キャットフードのあげかた

キャットフードの代わりにドッグフードを与えても良いか

ペットショップなどに行くと、様々な種類のドッグフードやキャットフードがたくさん売っています。犬と猫両方飼育している人の中には、餌を何種類も買うのが大変なので、猫にドッグフードを与えても良いのではないか、と考える人もいるかもしれません。
はたして、猫にドッグフードを与えてもいいのでしょうか。

猫と犬の食性の違い

まず、猫と犬は必要とする栄養素が違うのです。猫は「肉食」で犬は「雑食」だというところから必要な栄養が違うのが分かります。肉食である猫に、雑食の犬の餌を継続的にあげ続けると猫は栄養不足になってしまい、体調不良や深刻な病気に繋がってしまいます。

ドッグフードに入っていない猫が必要とする栄養素

タウリン

アミノ酸の一種のタウリンは猫の目や心臓、肝臓の健康を維持するために必要な栄養素です。
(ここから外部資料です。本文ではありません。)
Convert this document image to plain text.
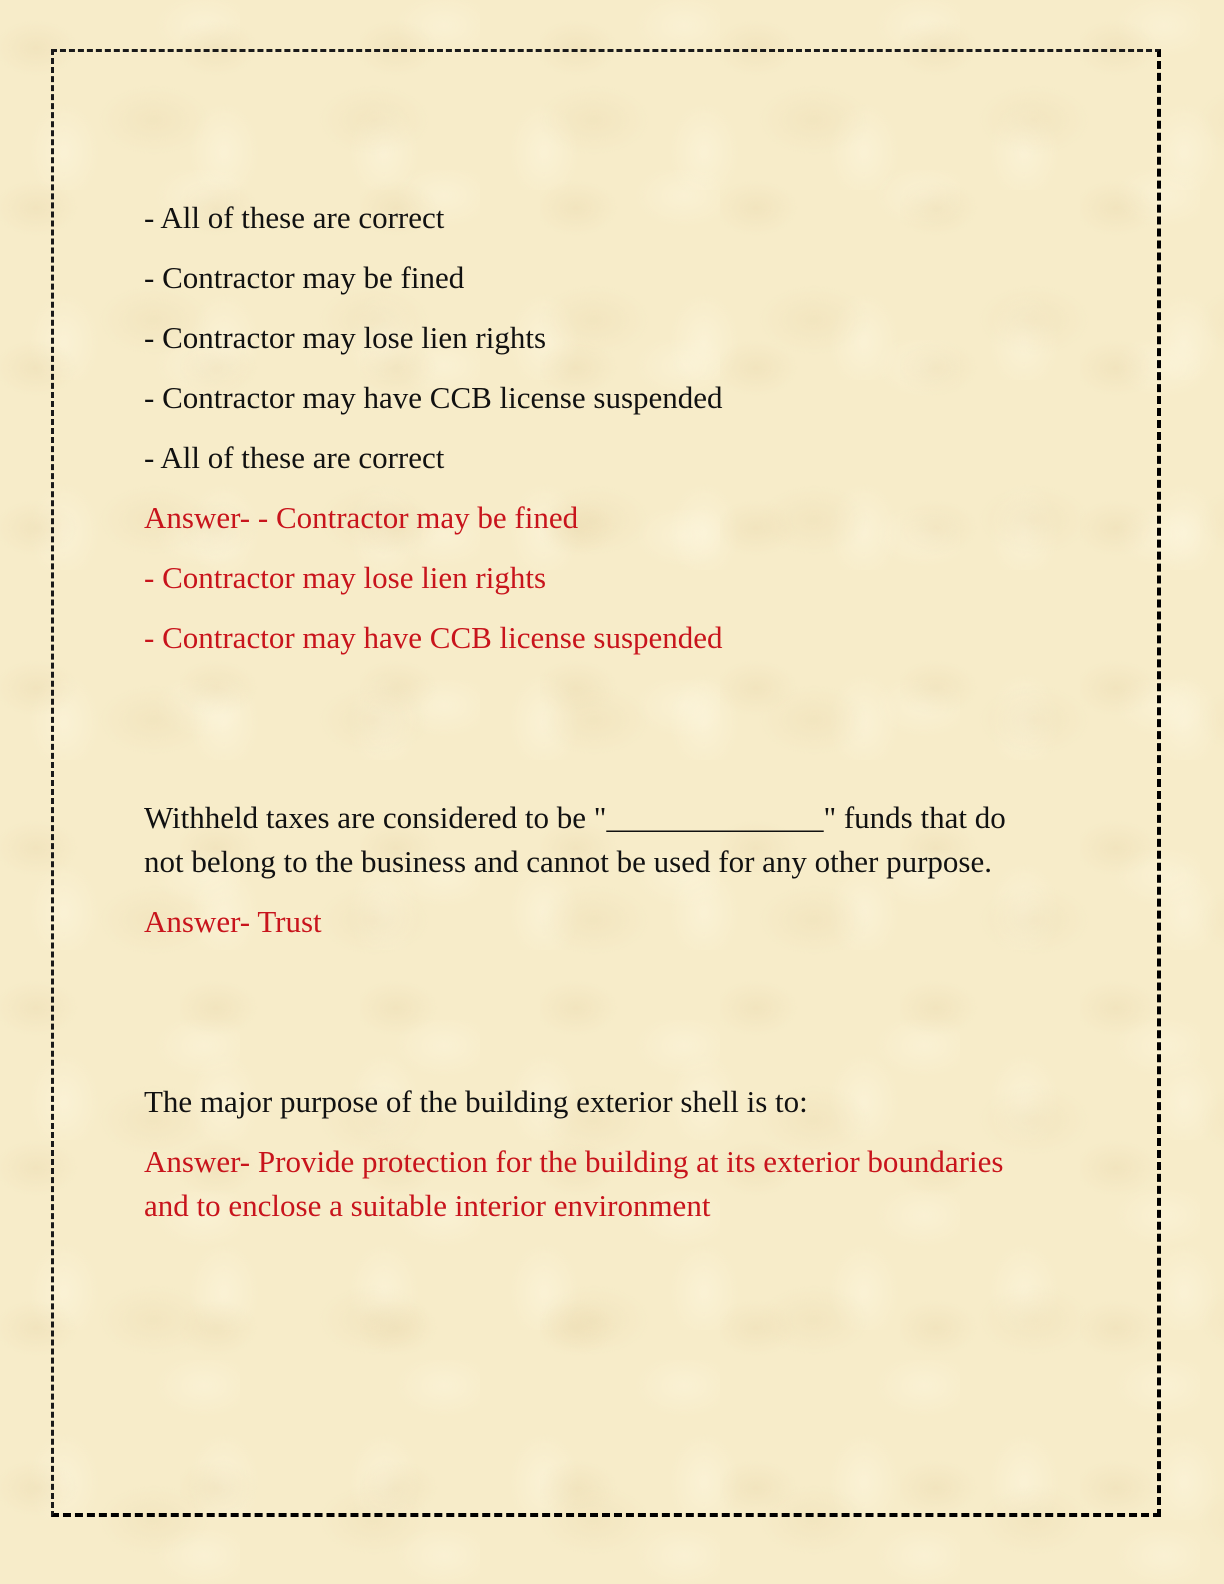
- All of these are correct

- Contractor may be fined

- Contractor may lose lien rights

- Contractor may have CCB license suspended

- All of these are correct

Answer- - Contractor may be fined

- Contractor may lose lien rights

- Contractor may have CCB license suspended

Withheld taxes are considered to be "______________" funds that do not belong to the business and cannot be used for any other purpose.

Answer- Trust

The major purpose of the building exterior shell is to:

Answer- Provide protection for the building at its exterior boundaries and to enclose a suitable interior environment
犬は、このタウリンを体内で合成することができますが、猫はタウリンを作り出すことができません。ドッグフードにはこの猫に必要なタウリンが入っていないため、もしも猫がドッグフードを食べ続けた場合は猫が心臓病になる恐れや、失明する恐れがあります。そのため、猫にはタウリンが含まれているキャットフードを与える必要があります。

タンパク質

肉食である猫はタンパク質を多く必要とします。猫にとってタンパク質は身体やホルモンを作るために必要な栄養素です。
犬は摂取したタンパク質の量によって、エネルギーとして使うタンパク質の量を調節することが出来ます。猫は摂取量に左右されることなく一定のタンパク質をエネルギーに変えています。もしもドッグフードを食べ続けると、猫に必要なタンパク質を十分に補給することが出来なくなります。

アルギニン

アルギニンの役割はタンパク質をエネルギーに変える時に排出される、有害なアンモニアを無害にすることです。猫は犬に比べて多くのタンパク質を摂取するので、アルギニンが不足してしまうと有害なアンモニアが体内に充満して危険です。猫にはアルギニンが含まれているキャットフードを与える必要があります。

アラキドン酸

脂質に含まれる必須脂肪酸アラキドン酸は細胞間伝達物質として重要な働きをしています。犬は酵素の働きによってリノール酸をアラキドン酸に変えることが出来ます。しかし猫は酵素を持たないのでキャットフードから摂取する必要があります。アラキドン酸は猫の繁殖機能の補助や美しい毛並みなどに影響してきます。

ビタミンA

ビタミンAですが、犬はβ-カロチンから変換することができます。しかし猫は酵素を持たないのでキャットフードから摂取する必要があります。不足すると、目や皮膚の疾患、繁殖機能に影響を及ぼします。

ナイアシン

ナイアシンは炭水化物、タンパク質、脂質の代謝を助ける働きがあります。
犬は体内で、必須アミノ酸のトリプトファンからナイアシンを生成できるのでドッグフードにはナイアシンは含まれていません。猫は体内で生成することができないので、キャットフードからナイアシンを補う必要があります。これが不足すると、皮膚炎や口内炎などになってしまいます。

まとめ

このように、猫と犬では必要とする栄養素が違います。キャットフードには猫の健康に必要な栄養素が含まれているのです。猫にはドッグフードを与えず、必要な栄養素が含まれているキャットフードを与えましょう。